Requests 模組可以做到的事情很多,像是可以在部落格中發布文章或者到某個網站中爬取資訊並可以將其匯出excel表。
pip install requests
import requests as req
url = "https://www.dcard.tw/f"
re = req.get(url)
print(re)
由結果可以得知,這是一個response物件
print(re.text)
img_url = "http://i0.hdslb.com/bfs/article/a2eb4c4efb554e92bd5f3409de35dab5a0bf639f.jpg"
re = req.get(img_url)
print(re.content)
with open('animal.jpg', mode = "wb") as file:
file.write(re.content)
import requests as req
pdf_url = "https://www.cdc.gov.tw/Uploads/files/無蚊最安心!做好環境管理%20清除孳生源.pdf"
re = req.get(pdf_url)
with open('dengue.pdf', mode = "wb") as file:
file.write(re.content)
import requests as req
url = 'https://httpbin.org/post'
re = req.post(url) #這邊要改成post
print(re.text)
import requests as req
url = 'https://httpbin.org/post'
data = {
'title' : 'python',
'content' : 'Hello World!'
}
re = req.post(url, data=data)
print(re.text)
import requests as req
url = 'https://httpbin.org/post'
data = {
'title' : 'python',
'content' : 'Hello World!'
}
with open('dengue.pdf', mode='rb') as file:
pdf = {'upload' : file.read()}
re = req.post(url, data=pdf, json=data)
print(re.text)
"User-Agent": "python-requests/2.32.3",可以看到這個User-Agent會告訴網頁,這個請求是從python發送過來的,通常會被擋掉,所以要把User-Agent的值改掉,改成像瀏覽器發送的請求。
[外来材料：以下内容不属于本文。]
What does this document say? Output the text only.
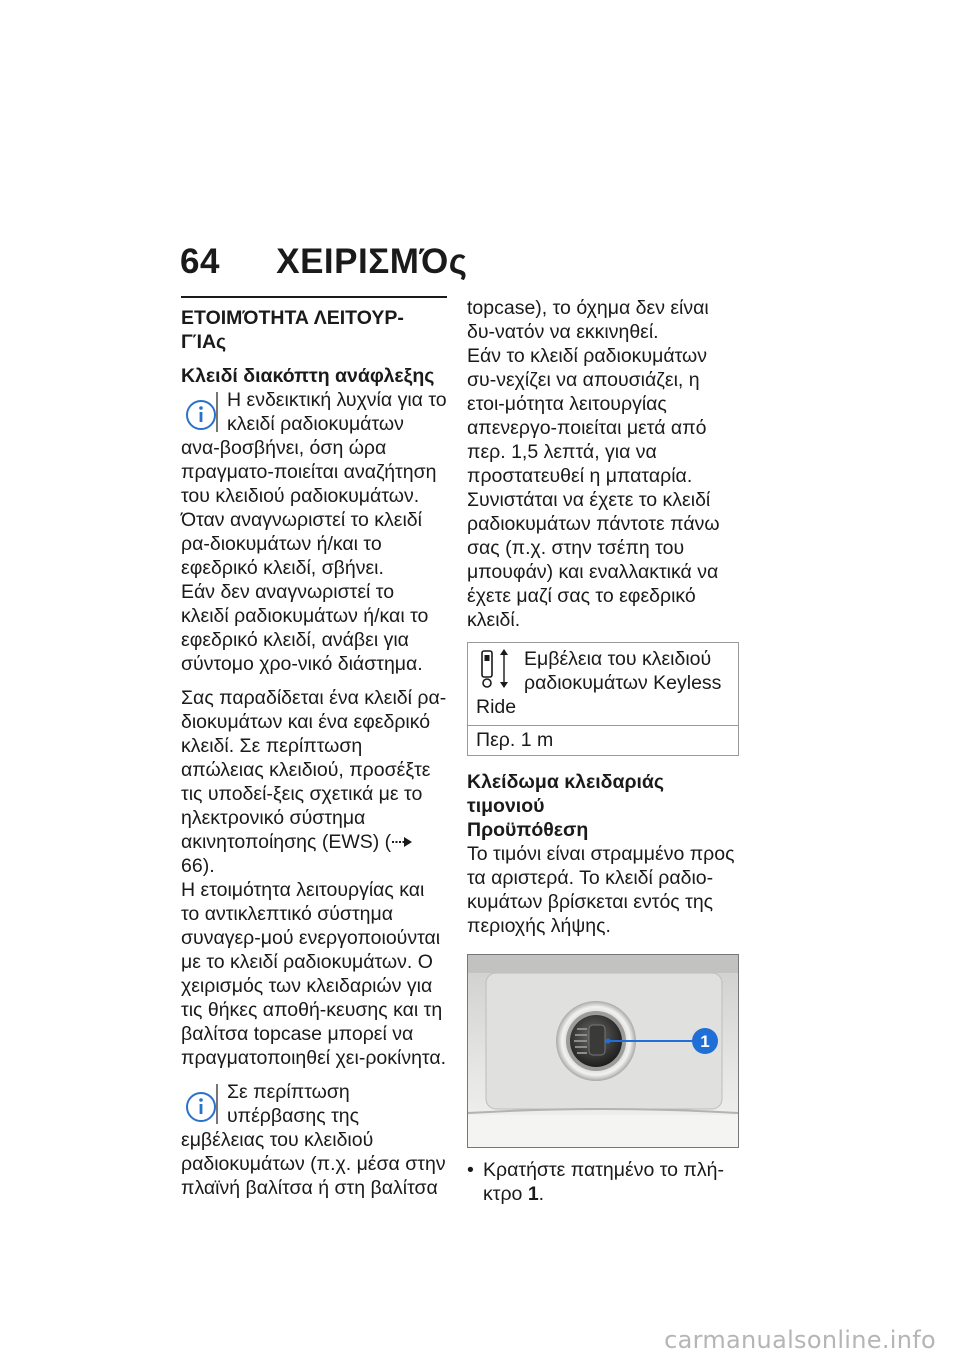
64 ΧΕΙΡΙΣΜΌς
ΕΤΟΙΜΌΤΗΤΑ ΛΕΙΤΟΥΡ-ΓΊΑς
Κλειδί διακόπτη ανάφλεξης

Η ενδεικτική λυχνία για το κλειδί ραδιοκυμάτων ανα-βοσβήνει, όση ώρα πραγματο-ποιείται αναζήτηση του κλειδιού ραδιοκυμάτων.

Όταν αναγνωριστεί το κλειδί ρα-διοκυμάτων ή/και το εφεδρικό κλειδί, σβήνει.

Εάν δεν αναγνωριστεί το κλειδί ραδιοκυμάτων ή/και το εφεδρικό κλειδί, ανάβει για σύντομο χρο-νικό διάστημα.

Σας παραδίδεται ένα κλειδί ρα-διοκυμάτων και ένα εφεδρικό κλειδί. Σε περίπτωση απώλειας κλειδιού, προσέξτε τις υποδεί-ξεις σχετικά με το ηλεκτρονικό σύστημα ακινητοποίησης (EWS) ( 66).

Η ετοιμότητα λειτουργίας και το αντικλεπτικό σύστημα συναγερ-μού ενεργοποιούνται με το κλειδί ραδιοκυμάτων. Ο χειρισμός των κλειδαριών για τις θήκες αποθή-κευσης και τη βαλίτσα topcase μπορεί να πραγματοποιηθεί χει-ροκίνητα.

Σε περίπτωση υπέρβασης της εμβέλειας του κλειδιού ραδιοκυμάτων (π.χ. μέσα στην πλαϊνή βαλίτσα ή στη βαλίτσα

topcase), το όχημα δεν είναι δυ-νατόν να εκκινηθεί.

Εάν το κλειδί ραδιοκυμάτων συ-νεχίζει να απουσιάζει, η ετοι-μότητα λειτουργίας απενεργο-ποιείται μετά από περ. 1,5 λεπτά, για να προστατευθεί η μπαταρία.

Συνιστάται να έχετε το κλειδί ραδιοκυμάτων πάντοτε πάνω σας (π.χ. στην τσέπη του μπουφάν) και εναλλακτικά να έχετε μαζί σας το εφεδρικό κλειδί.

Εμβέλεια του κλειδιού ραδιοκυμάτων Keyless Ride
Περ. 1 m
Κλείδωμα κλειδαριάς τιμονιού
Προϋπόθεση

Το τιμόνι είναι στραμμένο προς τα αριστερά. Το κλειδί ραδιο-κυμάτων βρίσκεται εντός της περιοχής λήψης.

1
• Κρατήστε πατημένο το πλή-κτρο 1.
carmanualsonline.info
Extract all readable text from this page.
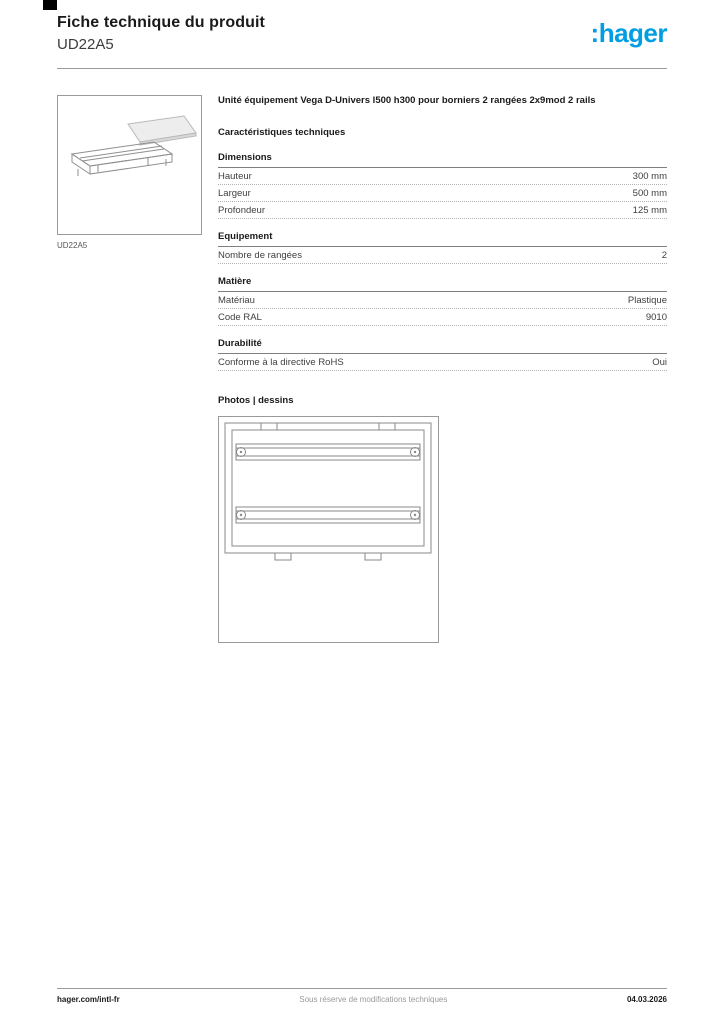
Fiche technique du produit
UD22A5	:hager
UD22A5
Unité équipement Vega D-Univers l500 h300 pour borniers 2 rangées 2x9mod 2 rails
Caractéristiques techniques
Dimensions
Hauteur	300 mm
Largeur	500 mm
Profondeur	125 mm
Equipement
Nombre de rangées	2
Matière
Matériau	Plastique
Code RAL	9010
Durabilité
Conforme à la directive RoHS	Oui
Photos | dessins
hager.com/intl-fr	Sous réserve de modifications techniques	04.03.2026
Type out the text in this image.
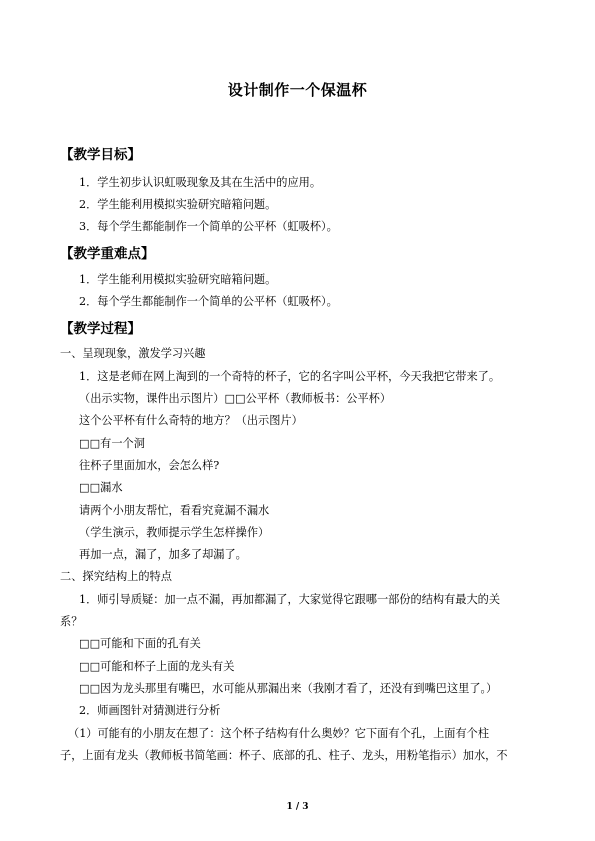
设计制作一个保温杯
【教学目标】
1．学生初步认识虹吸现象及其在生活中的应用。
2．学生能利用模拟实验研究暗箱问题。
3．每个学生都能制作一个简单的公平杯（虹吸杯）。
【教学重难点】
1．学生能利用模拟实验研究暗箱问题。
2．每个学生都能制作一个简单的公平杯（虹吸杯）。
【教学过程】
一、呈现现象，激发学习兴趣
1．这是老师在网上淘到的一个奇特的杯子，它的名字叫公平杯，今天我把它带来了。
（出示实物，课件出示图片）□□公平杯（教师板书：公平杯）
这个公平杯有什么奇特的地方？（出示图片）
□□有一个洞
往杯子里面加水，会怎么样?
□□漏水
请两个小朋友帮忙，看看究竟漏不漏水
（学生演示，教师提示学生怎样操作）
再加一点，漏了，加多了却漏了。
二、探究结构上的特点
1．师引导质疑：加一点不漏，再加都漏了，大家觉得它跟哪一部份的结构有最大的关
系？
□□可能和下面的孔有关
□□可能和杯子上面的龙头有关
□□因为龙头那里有嘴巴，水可能从那漏出来（我刚才看了，还没有到嘴巴这里了。）
2．师画图针对猜测进行分析
（1）可能有的小朋友在想了：这个杯子结构有什么奥妙？它下面有个孔，上面有个柱
子，上面有龙头（教师板书简笔画：杯子、底部的孔、柱子、龙头，用粉笔指示）加水，不
1 / 3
找一個網站,開啟原始碼,點network,重新整理,從標題的地方找User-Agent。
新增一個header的字典
import requests as req
url = 'https://httpbin.org/post'
data = {
'title' : 'python',
'content' : 'Hello World!'
}
header = {
'User-Agent' : 'Mozilla/5.0 (Macintosh; Intel Mac OS X 10_15_7) AppleWebKit/605.1.15 (KHTML, like Gecko) Version/17.6 Safari/605.1.15'
}
re = req.post(url, headers=header)
print(re.text)